The man’s death was reported June 25 by the Florida Department of Health, which did not provide any additional identifying information.
He’s one of 83 people in Florida age 44 or younger who have died of the virus through June 27, according to the health department.
That’s about one-tenth of one percent of the total 77,284 people in that age group who have tested positive for COVID-19 since early March.
But the 83 deaths among younger people is also more than double the number of younger people who had died as of May 4, when there were 39 deaths among people 44 and younger. May 4 is the date that Florida began reopening businesses that were shut down or had operations curtailed in an effort to slow the spread of the virus.
On Friday, as newly confirmed cases of COVID-19 in Florida hit a new one-day record, the state suspended on-premise consumption of alcohol in bars but Florida Gov. Ron DeSantis said no further actions to slow the spread are planned right now.
“We’re in good shape in terms of what we’re doing,” DeSantis said at a news conference at a hospital in Pensacola Sunday.
Restricting alcohol sales “was mostly a matter of administration. There was no way to ensure compliance,” he said. He said he would rather see businesses open and complying with regulations. “At the end of the day, my view is I’d rather have those places open and complying because I think that’s less risky than what a lot of the young people will end up doing. They’re still going to do things most likely, and may end up doing things in ways that are even more risky.”
Young people primarily are responsible for the dramatic increase in confirmed COVID-19 cases over the past several days. That’s likely due to socializing such as graduation parties, DeSantis said.
Compared to older individuals, people age 44 and younger are less likely to have severe consequence from the virus, he said.
“They’re much less likely to see significant clinical outcomes, much less likely to be hospitalized and way, way less likely to suffer a fatality. And yes those fatalities are not all caused by COVID. They are fatalities with COVID, so it does include more than just ones with that,” DeSantis said. “But still, even with that, you still see the numbers in those younger age groups compared to the number of positive tests very, very, very low fatality rates.”
The officials at Ascension Sacred Heart Hospital who joined DeSantis at the news conference agreed they are seeing an uptick in younger people with confirmed cases of COVID-19. One of them, Dr. Jason Foland, medical director of the pediatric intensive care unit at the hospital, offered a theory that he said has not yet been confirmed that younger people are suffering from a less aggressive strain of the virus.

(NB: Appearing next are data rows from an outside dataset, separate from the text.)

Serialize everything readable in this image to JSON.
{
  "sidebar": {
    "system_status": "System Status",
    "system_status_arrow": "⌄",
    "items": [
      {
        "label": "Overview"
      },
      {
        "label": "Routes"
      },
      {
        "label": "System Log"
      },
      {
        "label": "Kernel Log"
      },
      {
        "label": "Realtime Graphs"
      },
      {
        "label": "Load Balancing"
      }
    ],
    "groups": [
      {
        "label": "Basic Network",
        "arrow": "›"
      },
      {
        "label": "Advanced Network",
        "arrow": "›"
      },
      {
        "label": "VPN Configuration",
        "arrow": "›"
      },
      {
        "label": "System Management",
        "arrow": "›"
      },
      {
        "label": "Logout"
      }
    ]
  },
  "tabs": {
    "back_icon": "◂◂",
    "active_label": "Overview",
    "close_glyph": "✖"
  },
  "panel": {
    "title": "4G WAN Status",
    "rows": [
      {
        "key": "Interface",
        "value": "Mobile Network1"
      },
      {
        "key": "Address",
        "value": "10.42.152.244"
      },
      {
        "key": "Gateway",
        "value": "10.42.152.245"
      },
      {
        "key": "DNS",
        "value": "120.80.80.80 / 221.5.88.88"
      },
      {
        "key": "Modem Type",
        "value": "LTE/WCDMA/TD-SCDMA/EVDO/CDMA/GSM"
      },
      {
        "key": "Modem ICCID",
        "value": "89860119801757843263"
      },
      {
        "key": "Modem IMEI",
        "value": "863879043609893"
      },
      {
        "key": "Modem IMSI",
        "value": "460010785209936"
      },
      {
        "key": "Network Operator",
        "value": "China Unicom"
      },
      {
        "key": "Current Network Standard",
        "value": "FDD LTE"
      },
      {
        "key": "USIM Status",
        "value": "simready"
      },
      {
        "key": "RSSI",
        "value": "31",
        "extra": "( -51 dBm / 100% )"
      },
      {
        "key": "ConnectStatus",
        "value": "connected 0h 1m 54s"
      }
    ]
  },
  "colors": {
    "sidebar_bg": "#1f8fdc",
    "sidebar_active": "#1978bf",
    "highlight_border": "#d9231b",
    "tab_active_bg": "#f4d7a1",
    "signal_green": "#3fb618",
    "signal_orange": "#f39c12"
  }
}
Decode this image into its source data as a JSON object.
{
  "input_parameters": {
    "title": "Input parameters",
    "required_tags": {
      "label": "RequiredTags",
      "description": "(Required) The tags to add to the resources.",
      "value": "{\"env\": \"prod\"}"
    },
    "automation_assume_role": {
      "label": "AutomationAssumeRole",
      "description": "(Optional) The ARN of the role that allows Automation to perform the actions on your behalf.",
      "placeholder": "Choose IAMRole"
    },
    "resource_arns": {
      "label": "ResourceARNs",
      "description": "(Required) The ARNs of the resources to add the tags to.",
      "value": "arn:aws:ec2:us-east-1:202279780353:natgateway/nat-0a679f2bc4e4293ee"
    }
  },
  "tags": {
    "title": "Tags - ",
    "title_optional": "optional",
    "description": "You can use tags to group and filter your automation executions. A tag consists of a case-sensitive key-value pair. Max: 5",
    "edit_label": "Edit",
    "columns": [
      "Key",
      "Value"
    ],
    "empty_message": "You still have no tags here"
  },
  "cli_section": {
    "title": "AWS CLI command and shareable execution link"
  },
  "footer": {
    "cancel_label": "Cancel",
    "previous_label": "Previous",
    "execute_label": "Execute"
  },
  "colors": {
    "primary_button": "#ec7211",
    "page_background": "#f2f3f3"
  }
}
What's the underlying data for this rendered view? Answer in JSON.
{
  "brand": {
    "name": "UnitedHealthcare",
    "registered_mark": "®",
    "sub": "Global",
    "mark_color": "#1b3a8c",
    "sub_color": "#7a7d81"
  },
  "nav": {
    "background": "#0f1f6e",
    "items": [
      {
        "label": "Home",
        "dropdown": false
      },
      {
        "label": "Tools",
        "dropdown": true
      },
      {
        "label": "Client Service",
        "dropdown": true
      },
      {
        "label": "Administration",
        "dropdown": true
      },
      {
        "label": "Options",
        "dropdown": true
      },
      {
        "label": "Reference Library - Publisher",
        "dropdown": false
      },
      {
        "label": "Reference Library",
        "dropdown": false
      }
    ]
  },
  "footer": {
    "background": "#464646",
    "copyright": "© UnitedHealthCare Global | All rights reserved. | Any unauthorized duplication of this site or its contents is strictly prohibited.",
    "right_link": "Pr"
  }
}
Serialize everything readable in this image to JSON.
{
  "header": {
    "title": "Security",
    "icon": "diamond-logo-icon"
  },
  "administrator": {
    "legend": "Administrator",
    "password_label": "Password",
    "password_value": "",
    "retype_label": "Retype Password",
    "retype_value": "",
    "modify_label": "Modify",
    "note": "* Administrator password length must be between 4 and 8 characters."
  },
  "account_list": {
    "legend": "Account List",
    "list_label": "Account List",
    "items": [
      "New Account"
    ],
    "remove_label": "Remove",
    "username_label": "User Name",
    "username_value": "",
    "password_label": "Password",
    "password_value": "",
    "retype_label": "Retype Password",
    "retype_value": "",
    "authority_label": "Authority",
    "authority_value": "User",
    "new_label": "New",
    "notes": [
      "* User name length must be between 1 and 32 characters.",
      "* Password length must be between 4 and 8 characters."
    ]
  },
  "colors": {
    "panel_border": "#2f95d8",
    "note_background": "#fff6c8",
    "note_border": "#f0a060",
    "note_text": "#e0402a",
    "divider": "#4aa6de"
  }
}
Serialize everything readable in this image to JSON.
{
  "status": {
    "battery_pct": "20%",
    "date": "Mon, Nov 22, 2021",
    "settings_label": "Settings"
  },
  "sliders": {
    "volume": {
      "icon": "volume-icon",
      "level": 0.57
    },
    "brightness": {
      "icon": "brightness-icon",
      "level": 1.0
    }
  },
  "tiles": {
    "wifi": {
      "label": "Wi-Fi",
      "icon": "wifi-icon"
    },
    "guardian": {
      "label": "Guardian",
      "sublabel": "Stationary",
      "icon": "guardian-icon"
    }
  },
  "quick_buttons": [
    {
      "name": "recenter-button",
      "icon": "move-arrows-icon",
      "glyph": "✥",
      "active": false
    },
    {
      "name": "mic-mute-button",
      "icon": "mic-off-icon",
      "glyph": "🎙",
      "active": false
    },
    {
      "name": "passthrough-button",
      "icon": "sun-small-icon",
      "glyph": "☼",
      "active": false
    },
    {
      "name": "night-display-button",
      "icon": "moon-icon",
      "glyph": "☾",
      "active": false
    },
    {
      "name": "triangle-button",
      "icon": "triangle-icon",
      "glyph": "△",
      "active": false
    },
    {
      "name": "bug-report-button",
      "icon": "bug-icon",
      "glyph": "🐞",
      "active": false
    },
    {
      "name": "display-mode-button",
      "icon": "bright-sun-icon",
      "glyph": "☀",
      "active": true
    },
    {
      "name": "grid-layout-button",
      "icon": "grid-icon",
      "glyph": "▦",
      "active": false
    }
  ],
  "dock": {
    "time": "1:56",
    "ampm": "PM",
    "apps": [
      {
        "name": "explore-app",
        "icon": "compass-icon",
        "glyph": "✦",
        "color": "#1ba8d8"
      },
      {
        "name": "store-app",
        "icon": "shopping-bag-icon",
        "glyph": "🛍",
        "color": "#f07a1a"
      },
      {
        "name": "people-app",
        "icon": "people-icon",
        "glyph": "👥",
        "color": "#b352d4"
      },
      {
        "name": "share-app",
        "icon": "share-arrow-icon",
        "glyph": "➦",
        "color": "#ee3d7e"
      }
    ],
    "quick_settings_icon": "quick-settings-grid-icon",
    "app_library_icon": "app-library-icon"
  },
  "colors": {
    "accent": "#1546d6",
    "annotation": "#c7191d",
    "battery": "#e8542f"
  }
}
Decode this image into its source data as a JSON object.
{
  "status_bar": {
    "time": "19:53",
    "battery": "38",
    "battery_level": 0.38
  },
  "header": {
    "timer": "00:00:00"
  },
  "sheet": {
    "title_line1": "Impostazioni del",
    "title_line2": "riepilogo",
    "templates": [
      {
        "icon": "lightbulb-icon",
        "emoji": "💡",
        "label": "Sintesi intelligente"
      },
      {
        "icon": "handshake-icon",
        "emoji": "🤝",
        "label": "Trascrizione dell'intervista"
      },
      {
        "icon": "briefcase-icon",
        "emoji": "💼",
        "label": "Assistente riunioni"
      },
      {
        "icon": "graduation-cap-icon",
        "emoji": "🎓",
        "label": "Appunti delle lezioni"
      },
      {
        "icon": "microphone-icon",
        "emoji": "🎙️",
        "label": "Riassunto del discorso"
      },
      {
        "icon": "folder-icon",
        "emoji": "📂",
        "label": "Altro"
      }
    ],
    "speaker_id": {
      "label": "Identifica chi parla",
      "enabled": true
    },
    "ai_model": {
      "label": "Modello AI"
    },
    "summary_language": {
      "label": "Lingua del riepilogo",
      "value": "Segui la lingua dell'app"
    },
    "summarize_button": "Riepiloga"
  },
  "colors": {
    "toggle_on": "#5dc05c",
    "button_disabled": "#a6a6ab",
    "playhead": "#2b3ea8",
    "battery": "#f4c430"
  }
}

“If you get very sick very quickly with an aggressive strain, you are not out in the community and you’re not spreading it. But if you have symptoms much like the common cold you are spreading it all over the place,” Foland said.
Given the rising numbers of cases, DeSantis was asked about the plan to hold the Republican National Convention in Jacksonville in late August.
“We’re in a dynamic situation. They know that. But I think we’ll be fine by that time. It’s a couple of months away and we look forward to seeing that,” he said.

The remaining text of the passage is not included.